First of all, congratulation to the Class of 2014! You will be dearly missed in French House next year. I really wanted to come say good-bye in person, but I overestimated the length of a Wednesday and was already about to miss my flight. Well, I did get on the plane during the final call: 15 minutes before the scheduled take-off I finally realized that I had been checking the updates for the 10:45PM flight to London instead of the 9:30PM.
Heathrow is not half as romantic in real life as in “Love Actually”, or at least not in May. However, on the shuttle from Terminal 5 to Terminal 3 I finally felt I was going home because so were all the Finns, and I learned that Etelä-Suomessa on kesä.*
*It’s summer in Southern Finland. Interestingly enough, while the names of all other cardinal directions are virtually the same in Estonian and Finnish, the words for south and southwest are reversed, so edel would actually mean southwest in Estonian. Furthermore, the Estonian word for lunch (lõuna) is the same as our word for south, while it is lounas for the Finns, meaning Southwest. It has been proposed that lunch is generally eaten around noon when the Sun is in fact in the south, hence the polysemy. I wonder if the Finns just eat lunch later in the day?
Then again, I am willing to believe that those Finns at Heathrow were quite right: Etelä-Virossa oli samoin kesä, for a few days at least. It was 90 degrees outside, and although far less humid than in Boston, still more than I had expected or would have liked. That did not last, of course, and the past two weeks it has mostly been raining with a chance of thunderstorms. Lasse, my dog, has once again decided to declare the bathroom his own: he is scared of the thunder, and the bathroom is the only place with no windows. I still have to take him out for walks, though. At least, everything is back to normal at home - even the mosquitoes are back.

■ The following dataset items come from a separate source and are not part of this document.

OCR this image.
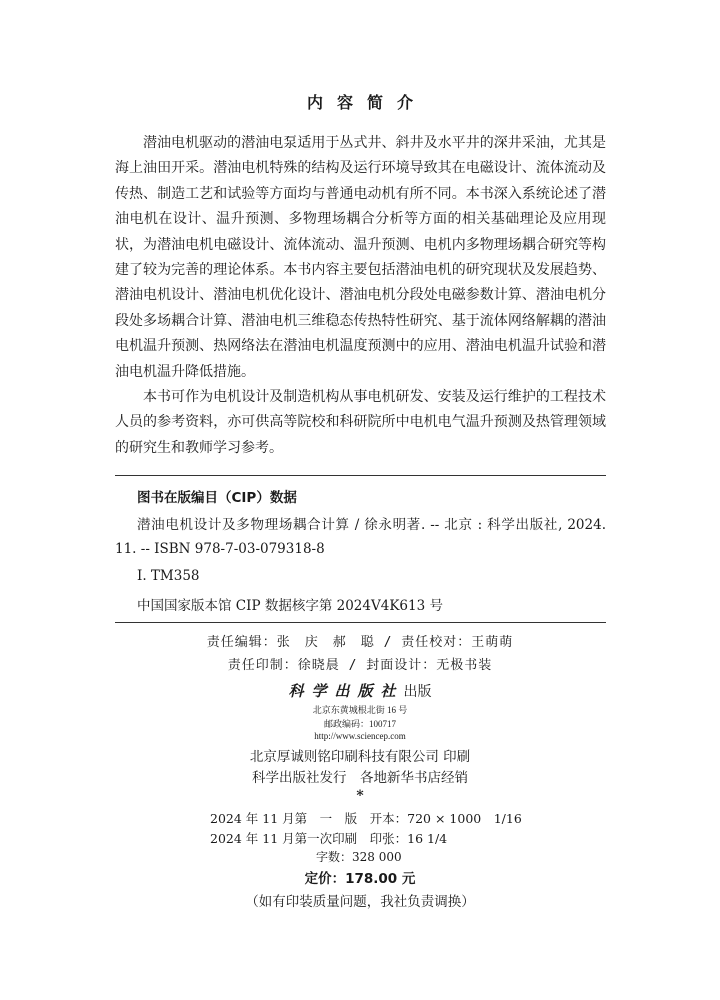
内容简介

潜油电机驱动的潜油电泵适用于丛式井、斜井及水平井的深井采油，尤其是海上油田开采。潜油电机特殊的结构及运行环境导致其在电磁设计、流体流动及传热、制造工艺和试验等方面均与普通电动机有所不同。本书深入系统论述了潜油电机在设计、温升预测、多物理场耦合分析等方面的相关基础理论及应用现状，为潜油电机电磁设计、流体流动、温升预测、电机内多物理场耦合研究等构建了较为完善的理论体系。本书内容主要包括潜油电机的研究现状及发展趋势、潜油电机设计、潜油电机优化设计、潜油电机分段处电磁参数计算、潜油电机分段处多场耦合计算、潜油电机三维稳态传热特性研究、基于流体网络解耦的潜油电机温升预测、热网络法在潜油电机温度预测中的应用、潜油电机温升试验和潜油电机温升降低措施。

本书可作为电机设计及制造机构从事电机研发、安装及运行维护的工程技术人员的参考资料，亦可供高等院校和科研院所中电机电气温升预测及热管理领域的研究生和教师学习参考。

图书在版编目（CIP）数据
潜油电机设计及多物理场耦合计算 / 徐永明著. -- 北京 : 科学出版社, 2024. 11. -- ISBN 978-7-03-079318-8
Ⅰ. TM358
中国国家版本馆 CIP 数据核字第 2024V4K613 号
责任编辑：张　庆　郝　聪 / 责任校对：王萌萌
责任印制：徐晓晨 / 封面设计：无极书装
科学出版社出版
北京东黄城根北街 16 号
邮政编码：100717
http://www.sciencep.com
北京厚诚则铭印刷科技有限公司 印刷
科学出版社发行　各地新华书店经销
*
2024 年 11 月第　一　版　开本：720 × 1000　1/16
2024 年 11 月第一次印刷　印张：16 1/4
字数：328 000
定价：178.00 元
（如有印装质量问题，我社负责调换）
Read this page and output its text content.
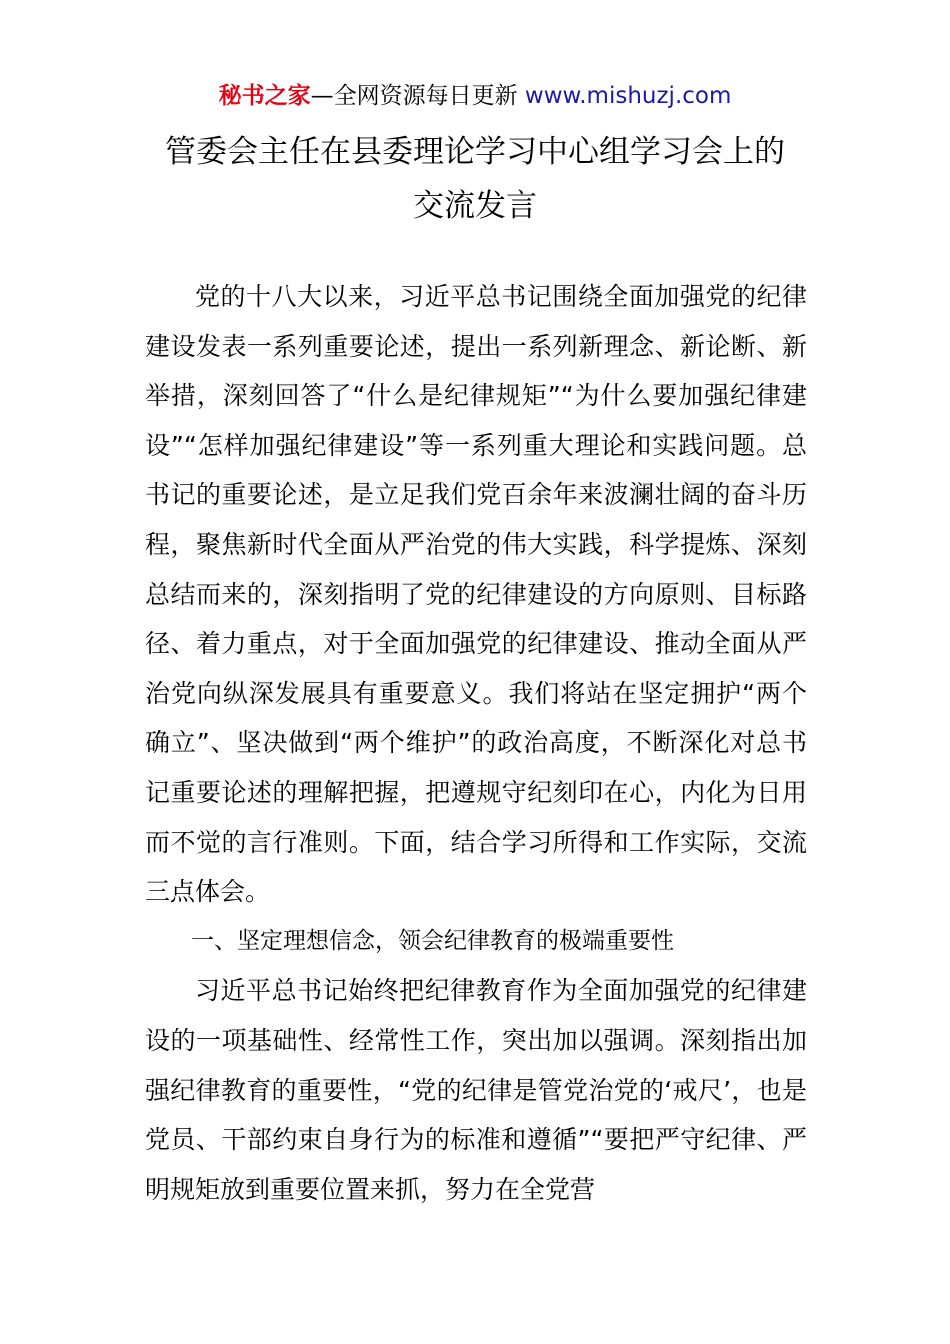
秘书之家—全网资源每日更新 www.mishuzj.com
管委会主任在县委理论学习中心组学习会上的
交流发言

党的十八大以来，习近平总书记围绕全面加强党的纪律建设发表一系列重要论述，提出一系列新理念、新论断、新举措，深刻回答了“什么是纪律规矩”“为什么要加强纪律建设”“怎样加强纪律建设”等一系列重大理论和实践问题。总书记的重要论述，是立足我们党百余年来波澜壮阔的奋斗历程，聚焦新时代全面从严治党的伟大实践，科学提炼、深刻总结而来的，深刻指明了党的纪律建设的方向原则、目标路径、着力重点，对于全面加强党的纪律建设、推动全面从严治党向纵深发展具有重要意义。我们将站在坚定拥护“两个确立”、坚决做到“两个维护”的政治高度，不断深化对总书记重要论述的理解把握，把遵规守纪刻印在心，内化为日用而不觉的言行准则。下面，结合学习所得和工作实际，交流三点体会。

一、坚定理想信念，领会纪律教育的极端重要性

习近平总书记始终把纪律教育作为全面加强党的纪律建设的一项基础性、经常性工作，突出加以强调。深刻指出加强纪律教育的重要性，“党的纪律是管党治党的‘戒尺’，也是党员、干部约束自身行为的标准和遵循”“要把严守纪律、严明规矩放到重要位置来抓，努力在全党营
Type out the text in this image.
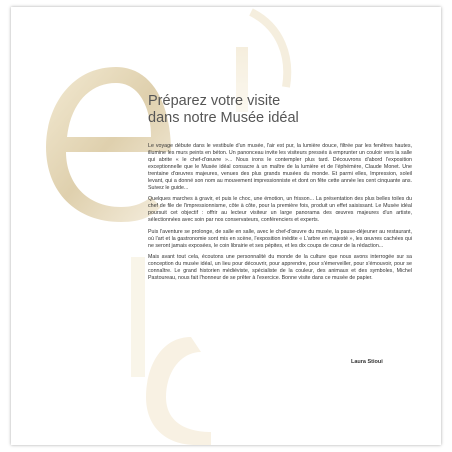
Préparez votre visite
dans notre Musée idéal

Le voyage débute dans le vestibule d'un musée, l'air est pur, la lumière douce, filtrée par les fenêtres hautes, illumine les murs peints en béton. Un panonceau invite les visiteurs pressés à emprunter un couloir vers la salle qui abrite « le chef-d'œuvre »... Nous irons le contempler plus tard. Découvrons d'abord l'exposition exceptionnelle que le Musée idéal consacre à un maître de la lumière et de l'éphémère, Claude Monet. Une trentaine d'œuvres majeures, venues des plus grands musées du monde. Et parmi elles, Impression, soleil levant, qui a donné son nom au mouvement impressionniste et dont on fête cette année les cent cinquante ans. Suivez le guide...

Quelques marches à gravir, et puis le choc, une émotion, un frisson... La présentation des plus belles toiles du chef de file de l'impressionnisme, côte à côte, pour la première fois, produit un effet saisissant. Le Musée idéal poursuit cet objectif : offrir au lecteur visiteur un large panorama des œuvres majeures d'un artiste, sélectionnées avec soin par nos conservateurs, conférenciers et experts.

Puis l'aventure se prolonge, de salle en salle, avec le chef-d'œuvre du musée, la pause-déjeuner au restaurant, où l'art et la gastronomie sont mis en scène, l'exposition inédite « L'arbre en majesté », les œuvres cachées qui ne seront jamais exposées, le coin librairie et ses pépites, et les dix coups de cœur de la rédaction...

Mais avant tout cela, écoutons une personnalité du monde de la culture que nous avons interrogée sur sa conception du musée idéal, un lieu pour découvrir, pour apprendre, pour s'émerveiller, pour s'émouvoir, pour se connaître. Le grand historien médiéviste, spécialiste de la couleur, des animaux et des symboles, Michel Pastoureau, nous fait l'honneur de se prêter à l'exercice. Bonne visite dans ce musée de papier.

Laura Stioui
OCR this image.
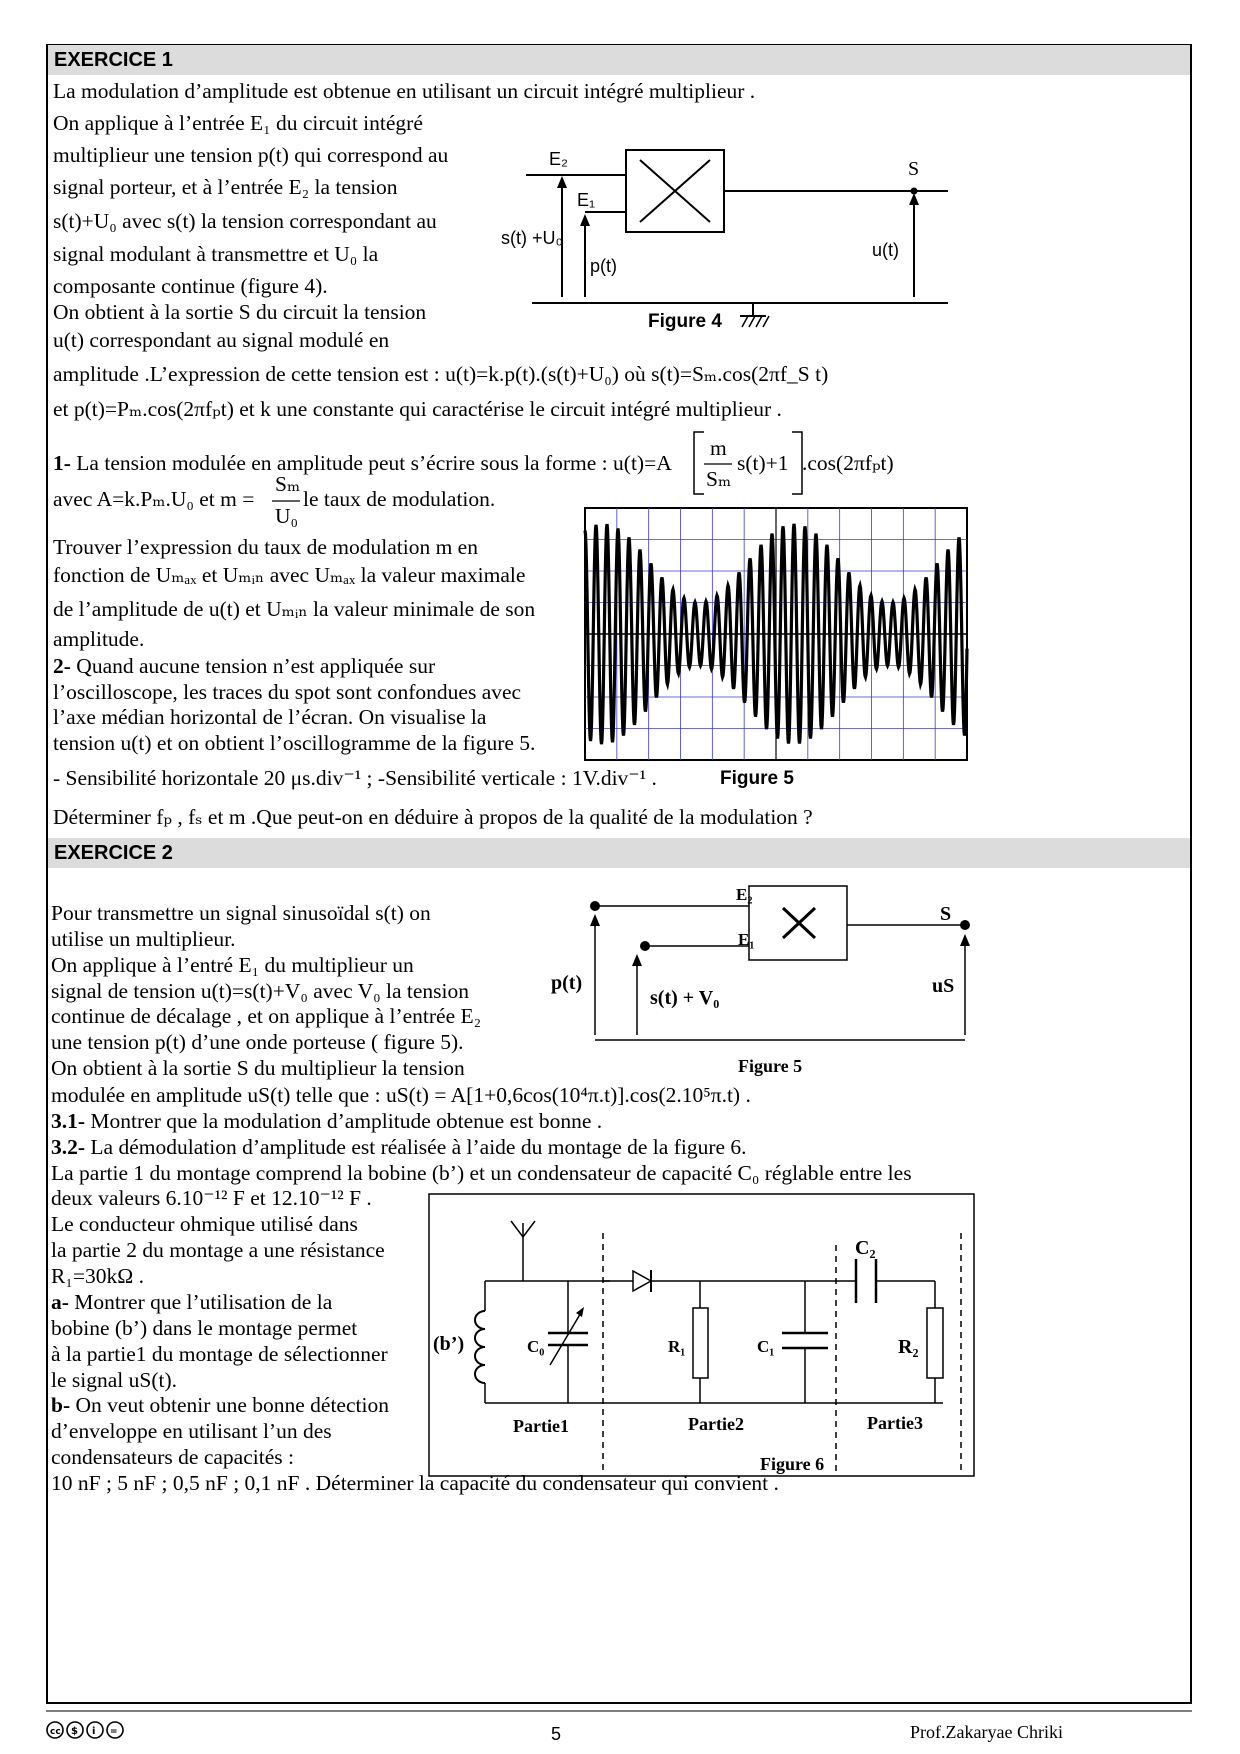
EXERCICE 1
La modulation d’amplitude est obtenue en utilisant un circuit intégré multiplieur .
On applique à l’entrée E₁ du circuit intégré
multiplieur une tension p(t) qui correspond au
signal porteur, et à l’entrée E₂ la tension
s(t)+U₀ avec s(t) la tension correspondant au
signal modulant à transmettre et U₀ la
composante continue (figure 4).
On obtient à la sortie S du circuit la tension
u(t) correspondant au signal modulé en
amplitude .L’expression de cette tension est : u(t)=k.p(t).(s(t)+U₀) où s(t)=Sₘ.cos(2πf_S t)
et p(t)=Pₘ.cos(2πfₚt) et k une constante qui caractérise le circuit intégré multiplieur .
E₂
E₁
S
s(t) +U₀
p(t)
u(t)
Figure 4
1- La tension modulée en amplitude peut s’écrire sous la forme : u(t)=A
m
Sₘ
s(t)+1 .cos(2πfₚt)
avec A=k.Pₘ.U₀ et m =
Sₘ
U₀
le taux de modulation.
Trouver l’expression du taux de modulation m en
fonction de Uₘₐₓ et Uₘᵢₙ avec Uₘₐₓ la valeur maximale
de l’amplitude de u(t) et Uₘᵢₙ la valeur minimale de son
amplitude.
2- Quand aucune tension n’est appliquée sur
l’oscilloscope, les traces du spot sont confondues avec
l’axe médian horizontal de l’écran. On visualise la
tension u(t) et on obtient l’oscillogramme de la figure 5.
- Sensibilité horizontale 20 μs.div⁻¹ ; -Sensibilité verticale : 1V.div⁻¹ .	Figure 5
Déterminer fₚ , fₛ et m .Que peut-on en déduire à propos de la qualité de la modulation ?
EXERCICE 2
Pour transmettre un signal sinusoïdal s(t) on
utilise un multiplieur.
On applique à l’entré E₁ du multiplieur un
signal de tension u(t)=s(t)+V₀ avec V₀ la tension
continue de décalage , et on applique à l’entrée E₂
une tension p(t) d’une onde porteuse ( figure 5).
On obtient à la sortie S du multiplieur la tension
modulée en amplitude uS(t) telle que : uS(t) = A[1+0,6cos(10⁴π.t)].cos(2.10⁵π.t) .
3.1- Montrer que la modulation d’amplitude obtenue est bonne .
3.2- La démodulation d’amplitude est réalisée à l’aide du montage de la figure 6.
La partie 1 du montage comprend la bobine (b’) et un condensateur de capacité C₀ réglable entre les
deux valeurs 6.10⁻¹² F et 12.10⁻¹² F .
Le conducteur ohmique utilisé dans
la partie 2 du montage a une résistance
R₁=30kΩ .
a- Montrer que l’utilisation de la
bobine (b’) dans le montage permet
à la partie1 du montage de sélectionner
le signal uS(t).
b- On veut obtenir une bonne détection
d’enveloppe en utilisant l’un des
condensateurs de capacités :
10 nF ; 5 nF ; 0,5 nF ; 0,1 nF . Déterminer la capacité du condensateur qui convient .
E₂
E₁
S
p(t)
s(t) + V₀
uS
Figure 5
(b’)	C₀	R₁	C₁
C₂
R₂
Partie1	Partie2	Partie3
Figure 6
cc $ i =	5	Prof.Zakaryae Chriki
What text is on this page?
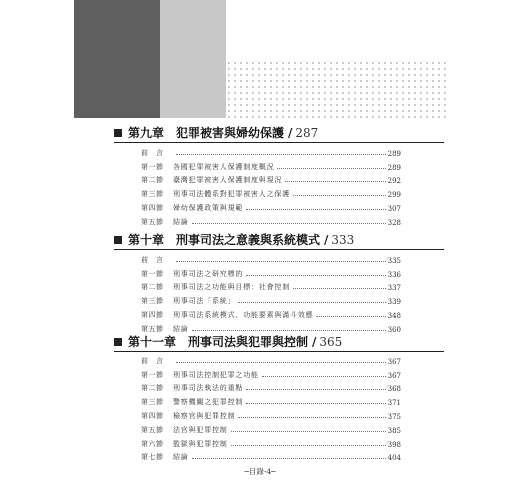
第九章　犯罪被害與婦幼保護 / 287
前　言	289
第一節	各國犯罪被害人保護制度概況	289
第二節	臺灣犯罪被害人保護制度與現況	292
第三節	刑事司法體系對犯罪被害人之保護	299
第四節	婦幼保護政策與規範	307
第五節	結論	328
第十章　刑事司法之意義與系統模式 / 333
前　言	335
第一節	刑事司法之研究標的	336
第二節	刑事司法之功能與目標：社會控制	337
第三節	刑事司法「系統」	339
第四節	刑事司法系統模式、功能要素與滿斗效應	348
第五節	結論	360
第十一章　刑事司法與犯罪與控制 / 365
前　言	367
第一節	刑事司法控制犯罪之功能	367
第二節	刑事司法執法的重點	368
第三節	警察機關之犯罪控制	371
第四節	檢察官與犯罪控制	375
第五節	法官與犯罪控制	385
第六節	監獄與犯罪控制	398
第七節	結論	404
─目錄-4─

Taking Lasse out for walks seems to be my main contribution to society; I mostly just sleep a lot. To be fair, these almost three weeks, there has been only one sunrise I have not seen (I was simply too exhausted after 17 hours of travel on the day I arrived). Then again, the sun rises around 4AM and sets around 11 PM, so I do not feel particularly guilty for sleeping at odd hours as I still see plenty of sunlight. My sleeping mask has proved useful, though.
|Sunset over the Baltic Sea at 10:30PM|
I did, however, travel to Narva and Narva-Jõesuu with my family last weekend. Narva-Jõesuu is a summer resort on the coast of the Baltic Sea near the mouth of the Narva River (which is exactly what the name means). Most of the population speaks Russian, although there are 13% native Estonians in Narva-Jõesuu compared to just 4% in Narva, so I was hoping to get some language practice. While most of my friends have been learning Russian for over 10 years, I managed to avoid taking Russian all my life in Estonia, learning German, French and Swedish instead (the folks in the capital Tallinn have no choice to opt out, as nearly half the city speaks Russian as a first language). A fourth of the people in Estonia are native Russian speakers, so it is without a doubt the most practical language to learn after English. I have thought about it and come to believe that this is exactly the reason why I decided against learning Russian: it was practical. Then I moved to the US for MIT and suddenly Spanish was the practical language to learn, while Russian became something exotic (at least at MIT), not really useful at all. I’ve now taken two semesters of Russian at MIT, and am hoping to continue in future semesters. As I learnt, I still mostly use the words and phrases I knew before taking Russian, but at least I understand more. We even went to a museum tour entirely in Russian (not that I understood much, but still, I can know distinguish the words in a sentence).
Narva-Jõesuu is basically a forest with some houses, several spas, one supermarket and lots of Russian and Finnish tourists under those pine trees. Despite somewhat cold water, I hereby declare the swim season open. The salinity of the ocean water averages around 35‰, whereas the Baltic Sea has salinity between 6 and 8‰ by the coast of Estonia. It was probably even less in Narva-Jõesuu because of the river, so it is debatable whether or not it should be considered a sea at all for swimming purposes. The low salinity is one of the reasons why the Baltic Sea has a unique species composition, as well as why Estonians like to taste the seawater whenever they travel (the Gulf of Mexico, for example, is ridiculously salty compared to the Baltic Sea).
|What Americans might think of as a forest, the Estonians consider a parking lot|
|Narva-Jõesuu is best-known for this kind of wooden architecture|
|Russia on the left, Estonia on the right|
|The town hall of Narva|
|The border crossing|
As you can see, I finally bought myself a smartphone from Amazon and spent a great deal of Saturday learning to use the panorama function of its camera.
|Lotta and Lenin|
|Lenin is quite popular with the children, despite (or because of) his current location|
PS. It’s less than three hours from dusk till dawn.